Simon ne s’est jamais posé la question de l’ascendance de Nanou. A près de soixante ans, il se sent avec cet enfant, le septième, père pour la première fois de sa vie. Sous le regard ébahi de Marianne, il change Nanou, la baigne, lui donne à manger, joue et gazouille avec elle, lui fait faire ses premiers pas. Plus tard, il s’occupera de l’amener à l’école, ira la rechercher, lui fera réciter ses leçons. Il soigne les bobos, éloigne les cauchemars de la nuit, a toujours un bonbon dans la poche, un nom doux à la bouche, « ma toute petite », des genoux qui tressautent en cadence, et l’enfant qui rit en criant à dada ! Avec vingt ou vingt-cinq ans d’avance, Simon invente et met en pratique le concept de « nouveau père ». Les frères et la sœur se mettent au diapason de cet amour immense et déraisonnable de Simon pour Nanou. Ils la cajolent, la gâtent, ils lui passent tout.
Marianne quant à elle, pressent au-delà des caprices et des minauderies d’enfant trop choyée, une intelligence et une soif de connaissances qui les dépasseront rapidement. Nanou est positivement nulle en couture, ne veut pas manger, agit en peste avec ses frères et sœur, est consciente de l’impunité offerte par son père, se montre parfois en proie à des colères blanches effarantes de violence.

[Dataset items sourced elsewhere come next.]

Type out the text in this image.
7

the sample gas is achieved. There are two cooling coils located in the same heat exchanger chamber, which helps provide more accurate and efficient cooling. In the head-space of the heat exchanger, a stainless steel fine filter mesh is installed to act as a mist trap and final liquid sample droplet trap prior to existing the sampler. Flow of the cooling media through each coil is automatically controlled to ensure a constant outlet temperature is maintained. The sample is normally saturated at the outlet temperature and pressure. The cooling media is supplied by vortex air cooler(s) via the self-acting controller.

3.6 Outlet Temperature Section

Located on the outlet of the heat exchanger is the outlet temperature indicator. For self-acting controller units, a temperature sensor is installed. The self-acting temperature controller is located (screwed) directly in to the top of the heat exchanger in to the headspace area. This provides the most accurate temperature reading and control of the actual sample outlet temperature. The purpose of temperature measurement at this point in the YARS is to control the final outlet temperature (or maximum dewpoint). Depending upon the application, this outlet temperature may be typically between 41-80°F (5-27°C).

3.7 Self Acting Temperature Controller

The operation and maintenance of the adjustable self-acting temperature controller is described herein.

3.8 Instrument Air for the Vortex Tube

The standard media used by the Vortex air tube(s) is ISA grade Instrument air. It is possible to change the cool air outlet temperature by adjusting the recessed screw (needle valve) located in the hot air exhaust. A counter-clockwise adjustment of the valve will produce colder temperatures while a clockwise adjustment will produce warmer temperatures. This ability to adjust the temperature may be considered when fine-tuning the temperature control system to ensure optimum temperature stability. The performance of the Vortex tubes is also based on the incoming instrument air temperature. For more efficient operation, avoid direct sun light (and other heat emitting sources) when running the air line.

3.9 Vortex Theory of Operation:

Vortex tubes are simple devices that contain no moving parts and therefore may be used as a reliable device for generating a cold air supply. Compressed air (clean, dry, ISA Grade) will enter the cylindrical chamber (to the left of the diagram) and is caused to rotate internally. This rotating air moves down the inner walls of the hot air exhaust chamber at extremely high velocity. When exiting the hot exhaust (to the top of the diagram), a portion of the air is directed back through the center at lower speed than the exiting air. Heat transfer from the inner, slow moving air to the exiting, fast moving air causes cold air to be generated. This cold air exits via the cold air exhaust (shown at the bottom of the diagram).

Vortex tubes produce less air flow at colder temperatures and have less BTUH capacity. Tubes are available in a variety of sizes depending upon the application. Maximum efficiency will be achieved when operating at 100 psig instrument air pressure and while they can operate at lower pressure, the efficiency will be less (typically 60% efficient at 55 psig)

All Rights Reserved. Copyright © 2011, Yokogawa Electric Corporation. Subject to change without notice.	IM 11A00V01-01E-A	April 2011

Mais par-dessus tout, Nanou aime lire, avec voracité. Alors Marianne l’abonne à « Lisette », et ne lui refusera jamais la dépense d’un livre. Elle a compris que les mots écrits seuls peuvent apaiser sa fille.
Marianne a intensément habité son corps. Nanou en revanche ne vit que par la pensée. Lorsqu’elle a ses règles pour la première fois, elle sait parfaitement de quoi il est question. Et ça la révulse, ça la révolte, cette condition féminine animale, archaïque, aberrante, ce sang qui coule sans discontinuer de la partie de son corps qu’elle s’obstine à ignorer.
Elle va au collège et au lycée. Elle fait partie des quelques 15% de sa classe d’âge qui obtiennent le baccalauréat. « Avec mention », précisent ses parents avec fierté. Elle entre à l’Ecole Normale pour devenir institutrice. Elle pourrait viser plus haut, mais c’est déjà beaucoup pour Marianne et Simon. Elle les quitte pour s’installer à Nice, où elle obtient son premier poste.
Mai 68 : Nanou a 21 ans. Elle coupe très courts ses cheveux tressés. Elle a l’air d’une amazone. Elle est vierge et déterminée à le rester. Elle est à la fois en lutte et sur la réserve. A elle seule, son père a raconté les horreurs de la Grande Guerre. Elle a découvert le syndicalisme et le marxisme, mais elle se méfie de la geste révolutionnaire. Entre deux AG, elle continue à vivre dans son monde de livres, maintenant son corps et celui des autres à distance.